Funny facts about Iceland
There are many Interesting and Funny Facts About Iceland which could be separated into categories, here are just a few samples. But there is much more.
The People of Iceland
- Most Icelanders do not have a family name (such as Johnson, Smith, etc). Instead children have a given name and then father’s name + son or father’s name + daughter.
Thus: Jon has a son named Thor Jonsson and a daughter named Hafdis Jonsdottir. Thor Jonsson has a son named Bjarni Thorsson and a daughter named Frida Thorsdottir. And so forth, the children of Hafdis Jonsdottir will carry the name of their father but she won't because Icelandic women don’t take the husband’s name when they marry.
- Because they don’t have surnames, Icelanders are listed in the telephone directory alphabetically by first name.
- Because they don’t have surnames, it is not appropriate to call an Icelander by Mr. or Ms. Almost all Icelanders use the first name with everyone, including the president of Iceland.
- Icelanders rank near the top of world nations in the per capita rate of connection to the Internet.
- Iceland has no army, navy, or air force. It does have a Coast Guard.
Icelandic Language and culture
- The Icelandic language is unique, the English word geyser comes from Icelandic, Geysir is the name of a famous geyser in Iceland (which,
sadly, no longer erupts). Icelanders speak the Icelandic language, which is used only in Iceland and among Icelandic expatriates chiefly in Scandinavia and North
- Icelandic is very similar to old Norwegian of about 1,000 years ago.

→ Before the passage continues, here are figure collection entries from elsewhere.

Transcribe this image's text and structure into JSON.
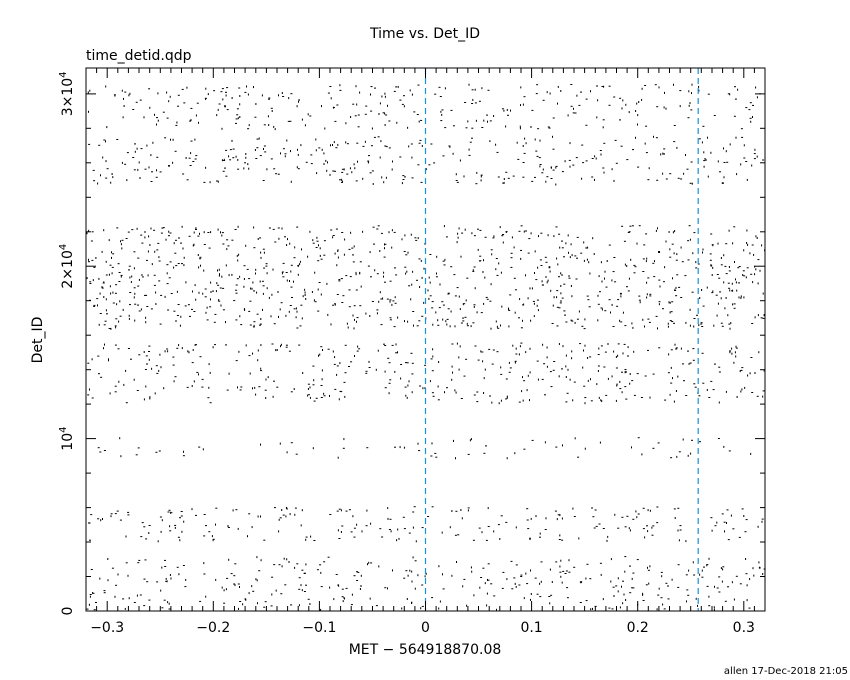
{
  "chart_data": {
    "type": "scatter",
    "title": "Time vs. Det_ID",
    "subtitle": "time_detid.qdp",
    "xlabel": "MET − 564918870.08",
    "ylabel": "Det_ID",
    "xlim": [
      -0.32,
      0.32
    ],
    "ylim": [
      0,
      31500
    ],
    "x_ticks": [
      -0.3,
      -0.2,
      -0.1,
      0,
      0.1,
      0.2,
      0.3
    ],
    "x_tick_labels": [
      "−0.3",
      "−0.2",
      "−0.1",
      "0",
      "0.1",
      "0.2",
      "0.3"
    ],
    "y_ticks": [
      {
        "value": 0,
        "base": "0",
        "exp": ""
      },
      {
        "value": 10000,
        "base": "10",
        "exp": "4"
      },
      {
        "value": 20000,
        "base": "2×10",
        "exp": "4"
      },
      {
        "value": 30000,
        "base": "3×10",
        "exp": "4"
      }
    ],
    "vertical_lines": [
      0,
      0.257
    ],
    "vertical_line_color": "#1a8fd6",
    "point_color": "#000000",
    "detector_bands": [
      {
        "y_min": 100,
        "y_max": 3200,
        "density": 0.7
      },
      {
        "y_min": 4100,
        "y_max": 6100,
        "density": 0.7
      },
      {
        "y_min": 8900,
        "y_max": 10100,
        "density": 0.35
      },
      {
        "y_min": 12100,
        "y_max": 15600,
        "density": 0.75
      },
      {
        "y_min": 16400,
        "y_max": 22400,
        "density": 1.0
      },
      {
        "y_min": 24800,
        "y_max": 27600,
        "density": 0.75
      },
      {
        "y_min": 28000,
        "y_max": 30600,
        "density": 0.7
      }
    ],
    "grid": false,
    "legend": "none"
  },
  "footer": {
    "stamp": "allen 17-Dec-2018 21:05"
  }
}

- There are only about 320,000 Icelanders in the country. About two thirds of them live in the capital Reykjavik and its suburbs.
- According to Icelandic folklore there are 13 santa clause-like trolls who come by during christmas and give small presents to children which they leave in their windows at night.
- roads in Iceland have been moved because they lie too close to large rocks and boulders which are the homes of Icelandic elves.
- Icelandic water is so clean and pure that it is piped into the city and to the kitchen taps in the home without any treatment (no chlorination needed).
- Icelandic homes do not need a water heater or a furnace for heating. Steam and hot water are piped into the city from natural geysers and hot springs for use in homes and buildings.
- Because of its bountiful water supply and many rivers, Iceland has vast reserves of hydroelectric power.
- Electricity is so inexpensive that aluminum ore (bauxite) is shipped in to the country, made into aluminum, and the aluminum ingots are shipped out again. (Smelting aluminum requires vast amounts of electricity.)
- The weather in Iceland is not as cold as you might think. (Winter is a lot colder in Minnesota than it is in Iceland!) The climate is relatively mild because of the influence of the Atlantic Ocean’s Gulf Stream. Average winter daytime temperature in Reykjavik is 31 degrees F. (1 degrees C.)
- Iceland is very green, because there is so much water and the climate is mild. (There are not many trees however.) People like to say that Iceland should be named Greenland and Greenland should be named Iceland.
- Iceland lies just south of the Arctic Circle. Winter nights and summer days are long. On December 21 in the capital, the sun rises at 11:30 a.m. and
sets at 3:30 p.m. On June 21 the sun sets about midnight and rises at 3:00 a.m. It never gets darker than twilight at night during the late spring and early summer.
Hvannadalshnjukur is the tallest mountain in Iceland, 2119 m, Vatnajokull is the largest glacier, 8300 km2, Þjorsa the longest river, 230 km.
Iceland is an island of 103.000 km2 (39,756 sq.miles), with an average height of 500 m above sea level. Its highest peak, Hvannadalshnjúkur, rises to 2.119 m and over 11 per cent of the country is covered by glaciers, including Vatnajökull, the largest in Europe.
When traveling in Iceland you need to be aware of the ever changing weather conditions in Iceland. Iceland weather is typically better than the geological location would imply but there are many things to consider about the weather in Iceland.
Iceland's Scandinavian-type social-market economy combines a capitalist structure and free-market principles with an extensive welfare system. The economy is heavily dependent upon fishing. Despite effort to diversify, particularly into the travel industry, seafood exports continue to account for nearly three-quarters of merchandise exports and approximately half of all foreign exchange earnings.
Icelandic is the national language and is believed to have changed very little from the original tongue spoken by the Norse settlers.
The population of Iceland is about 306,000, growing at the rate of 0,74% per year. About 20,7% of people are under 20 years old, and life expectancy is 80,7 years. Most Icelanders (81%) belong to the National Lutheran Church of Iceland.